Having worked in coffee roasteries for many years, Lynsey found a gap in the market and set about making her own coffee brand and business a reality.
She says: “The business came about as I had worked in large-scale coffee roasteries for years and was getting super frustrated at a multitude of things. When you work with people that you struggle to respect, it makes you want to go off and do your own thing, so there was that and a lot of our customers at the time who wanted a speciality and the big national coffee roasteries couldn’t deliver that, but the small ones couldn’t deliver the scale of service.
“There was a gap in the middle for a speciality coffee roaster who could deliver good commercial, solid support, technical service, and all of the other stuff that the big companies could. I wanted to aim for that little space in the middle. It took me about two and a half years to figure it all out, including the finances and how the customers would work.
“Then the name Modern Standard was a funny one. A friend of mine started his design agency about the same time I was starting the coffee business, and so he did the logo and I told him everything that I wanted the business to be so he said he would go away and help me think of some names as the one I had chosen he told me was rubbish. From the ones he came back with, Modern Standard was the best of the bunch.

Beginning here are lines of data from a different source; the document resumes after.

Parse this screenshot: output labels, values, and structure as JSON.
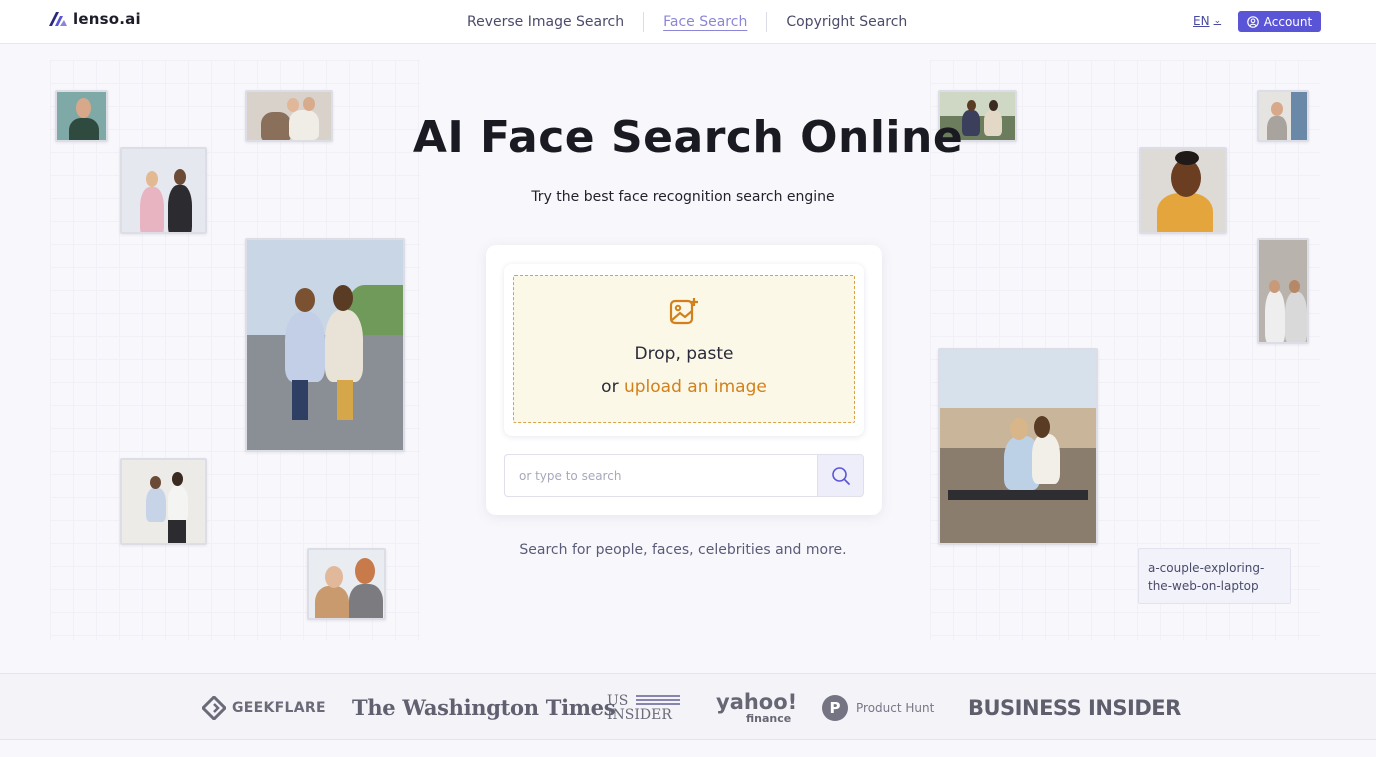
{
  "header": {
    "logo_text": "lenso.ai",
    "nav": [
      {
        "label": "Reverse Image Search",
        "active": false
      },
      {
        "label": "Face Search",
        "active": true
      },
      {
        "label": "Copyright Search",
        "active": false
      }
    ],
    "language": "EN",
    "account_label": "Account"
  },
  "hero": {
    "title": "AI Face Search Online",
    "subtitle": "Try the best face recognition search engine",
    "drop_line1": "Drop, paste",
    "drop_or": "or ",
    "upload_link": "upload an image",
    "search_placeholder": "or type to search",
    "note": "Search for people, faces, celebrities and more."
  },
  "tooltip": "a-couple-exploring-the-web-on-laptop",
  "press": {
    "geekflare": "GEEKFLARE",
    "washington_times": "The Washington Times",
    "us_insider_1": "US",
    "us_insider_2": "INSIDER",
    "yahoo_1": "yahoo!",
    "yahoo_2": "finance",
    "product_hunt": "Product Hunt",
    "product_hunt_letter": "P",
    "business_insider": "BUSINESS INSIDER"
  },
  "colors": {
    "brand": "#5a54d6",
    "accent_orange": "#d2801c",
    "nav_active": "#8b86d8"
  }
}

“For a long time I really struggled with the name as I thought it sounded a bit pretentious, but actually in the end, I’ve really quite grown to like it.”
For more information, visit modernstandardcoffee.co.uk. Every pack of hot chocolate sold includes a 10p donation to social projects in Colombia, improving the lives and futures of cocoa farmers and their families as well as safeguarding the land.